Em virtude da estiagem que assola o estado, fazendo com que mais de 200 municípios já tenham decretado situação de emergência, nesta segunda-feira (10), a Federação das Associações de Municípios do Rio Grande do Sul (Famurs), em reunião com prefeitos e representantes da Secretaria Estadual da Agricultura, Ministério da Agricultura e outras entidades, definiu o envio aos governos do estado e federal de um documento com pedido de auxílio contendo os pontos discutidos e sugestões apresentadas. Entre os pontos enviados ao governo federal está a solicitação de crédito emergencial sem juros, flexibilização de garantias, desconto para liquidação de parcelas, entre outros, como a liberação de recursos por meio de emendas de bancada para obras de investimento e mitigação de futuras estiagens (redes de abastecimento, equipamentos para distribuição de água, construção de cisternas e demais reservatórios); criação de força-tarefa para agilização e liberação de recursos/emendas parlamentares nos processos e projetos junto ao Ministério da Agricultura e FUNASA, e atendimento às demandas sociais nos municípios atingidos. Já ao governo do estado, a Famurs pede a implementação de programas que disponibilizem com urgência recursos financeiros para repasse aos municípios, destacando a necessidade de aquisição de máquinas e a execução de obras para abrir açudes, poços artesianos e bebedouros, através do Programa Avançar Agricultura, que carece de urgência.

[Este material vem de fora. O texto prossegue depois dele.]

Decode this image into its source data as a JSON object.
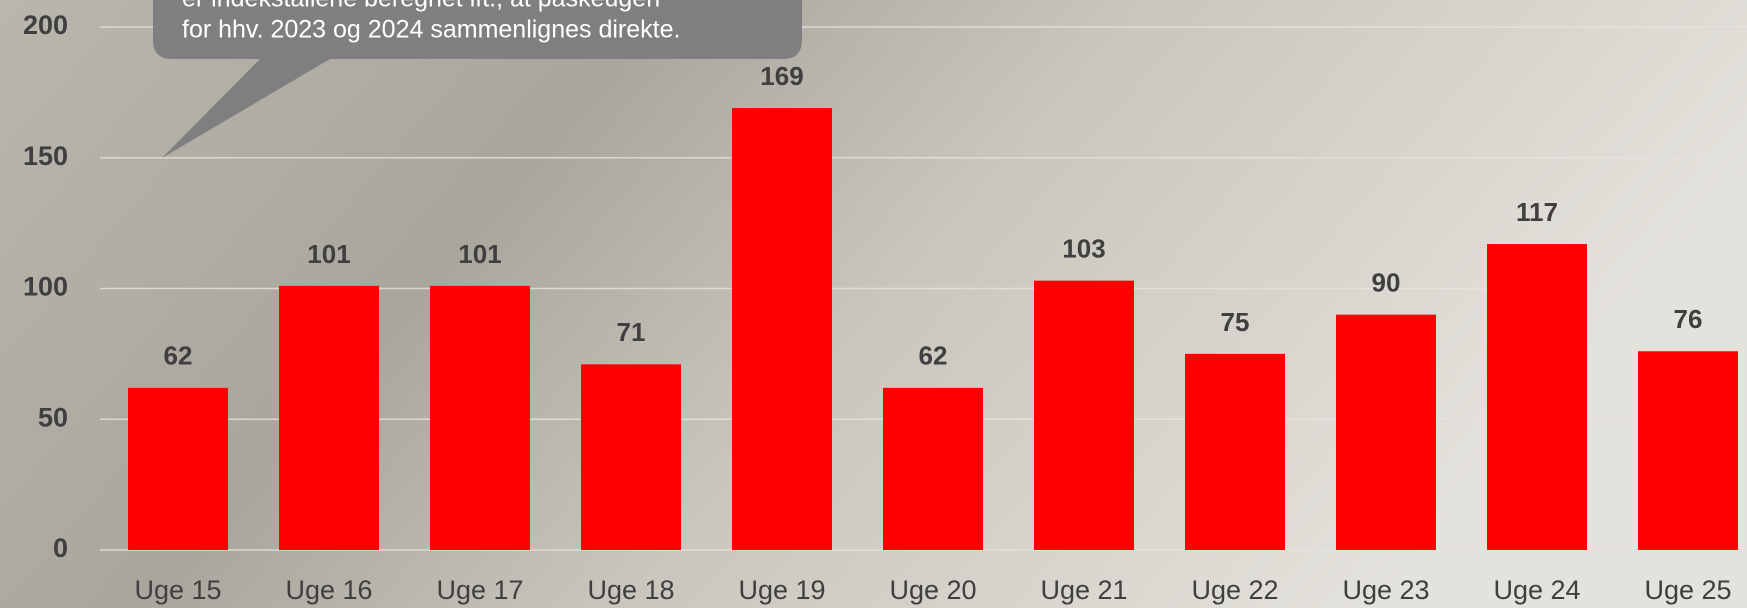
{
  "chart_data": {
    "type": "bar",
    "callout": [
      "er indekstallene beregnet ift., at påskeugen",
      "for hhv. 2023 og 2024 sammenlignes direkte."
    ],
    "categories": [
      "Uge 15",
      "Uge 16",
      "Uge 17",
      "Uge 18",
      "Uge 19",
      "Uge 20",
      "Uge 21",
      "Uge 22",
      "Uge 23",
      "Uge 24",
      "Uge 25"
    ],
    "values": [
      62,
      101,
      101,
      71,
      169,
      62,
      103,
      75,
      90,
      117,
      76
    ],
    "color": "#ff0000",
    "ylim": [
      0,
      200
    ],
    "yticks": [
      0,
      50,
      100,
      150,
      200
    ],
    "grid": true
  }
}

Emendas – Transferências especiais

Visando facilitar e agilizar a liberação de recursos oriundos de emendas parlamentares individuais a estados e municípios, o governo federal, através do Ministério da Economia e Secretaria de Governo, editou a Portaria Interministerial nº 6.411, de 15 de junho de 2021, estabelecendo normas de execução orçamentária e financeira de transferência especial a estados, Distrito Federal e municípios. Nela consta que os recursos serão repassados diretamente ao ente federado beneficiário, ao qual passam a pertencer no ato da efetiva transferência financeira, independentemente de celebração de convênio ou instrumento congênere, e aplicados em programações finalísticas das áreas de competência do Poder Executivo municipal ou estadual.

Zero Hora distorce

Uma nova forma de parlamentares distribuírem recursos do orçamento federal está abocanhando fatia cada vez mais graúda do dinheiro público. Menos conhecidas do que as emendas do relator, mas igualmente polêmicas, as transferências especiais deverão despejar R$ 161,9 milhões em municípios gaúchos em 2022 – salto de cerca de 600% em comparação a 2020, primeiro ano de vigência desse instrumento. Essa disparada gera alarme entre especialistas em finanças públicas pelo fato de que o dinheiro cai na conta de prefeituras e governos estaduais sem vinculação a obra ou projeto específicos, o que dificulta o acompanhamento dos gastos e a fiscalização de órgãos de controle como o Tribunal de Contas da União. Na prática, não há vigilância efetiva, escreveu ZH.

Deputado Jerônimo rebate

Transferências especiais fazem o recurso ser aplicado naquilo onde há verdadeira necessidade. O mecanismo trouxe mais efetividade e rapidez na execução do orçamento impositivo e eliminou a figura dos restos a pagar e percentual pago à CEF, que chegava até 12% do valor do projeto. A edição do jornal Zero Hora do último final de semana (8 e 9.01.2022) trouxe uma reportagem que não condiz com a realidade das chamadas transferências especiais, nova modalidade de repasse de recursos públicos para estados e municípios. Ao contrário do que prega a matéria, o mecanismo é transparente e exige ampla fiscalização de cada centavo gasto por prefeitos e governadores, rebateu o deputado Jerônimo Goergen.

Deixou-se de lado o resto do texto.